Fleeing The War

Fleeing The War

The documentary Fleeing The War is a directorial debut by Maria Ivanova.

The project was filmed in Germany, Russia, Lebanon and Syria. Written by Oleg Kolin Co-Director: Nikolai Viktorov Fleeing The War premiered at Russian Film Festival in Lebanon organized by Buta Films in cooperation with Russian Ministry of Foreign Affairs.

Russian premiere took place on 20th of June 2017 (International Refugee Day) in cooperation with the Office of the United Nations High Commissioner for Refugees in Russia. In the fall of 2017 we organized a screening with Q&A session at Red Cross office in Moscow. The film received a special prize from the Office of the United Nations High Commissioner for Refugees in Russia at Stalker Film Festival.

Synopsis

The war in the Middle East has become a far bigger event than a local social and religious conflict. It suddenly turned out that this strange war in which Arabs kill Arabs concerns everybody. Sated Europe understood it when thousands of refugees flooded in its territory. Suddenly there appeared a great number of them. A frightening number of them.

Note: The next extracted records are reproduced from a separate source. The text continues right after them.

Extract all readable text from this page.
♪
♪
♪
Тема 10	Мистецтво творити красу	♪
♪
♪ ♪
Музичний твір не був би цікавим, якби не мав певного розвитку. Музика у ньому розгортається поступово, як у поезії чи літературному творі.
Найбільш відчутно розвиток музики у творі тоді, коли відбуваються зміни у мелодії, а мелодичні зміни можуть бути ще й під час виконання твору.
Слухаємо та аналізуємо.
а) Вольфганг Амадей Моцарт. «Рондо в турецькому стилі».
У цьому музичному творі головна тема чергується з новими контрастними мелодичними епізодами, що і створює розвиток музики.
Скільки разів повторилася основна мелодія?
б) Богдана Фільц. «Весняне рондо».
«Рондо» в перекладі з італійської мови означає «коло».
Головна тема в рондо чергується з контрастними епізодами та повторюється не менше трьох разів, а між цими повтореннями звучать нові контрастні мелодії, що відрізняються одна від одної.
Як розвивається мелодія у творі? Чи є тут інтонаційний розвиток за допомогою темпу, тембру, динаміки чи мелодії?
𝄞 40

Refugees became sort of rebuke for European snobbism and ignorance, as well as the warning of a global danger and a reminder of geopolitical mistakes, a durability test for Christian values such as understanding, compassion and selflessness.

The average citizen just recently acknowledged Muslim world, however he hasn’t yet gathered a courage to look beyond the surface. The first reaction to all of it is fear. Muslims are the danger, an enemy. We aim to help getting to know this unknown, heterogeneous and complicated Muslim world without prejudices.

The global problem is daily being discussed by high rank men in governments and diplomatic missions, but these politicians are not interested in small men, who have fled their destroyed country. A small man won’t be the center of public attention. He’s destined to live day by day in his personal hell.

The goal of our project is to show a small man’s destiny with a global tragedy in the background. This small man is not a terrorist or a thug – he doesn’t destroy civilization.  Terrorists under the passive eye of the Old and New Worlds don’t erect Muslim world, but destroy it. A small man from the Middle East is a broken piece of the Muslim world needs help. He wants to live and not to be afraid for his children’s lives. That is why he leaves his family, crosses the sea in a small boat, commits a crime buying a false document, gives all his saving to bandits, walks on foot for weeks and climbs over camp fences. Small man is a peasant or a teacher, or a small salesman. It can be a thirteen-year-old teenager or a mother with many children.

With our film we would like to remind you how small is the difference between a political intrigue and cold-blooded extermination of people. We want to see a human life as a main value, not money, short political profit or religious views.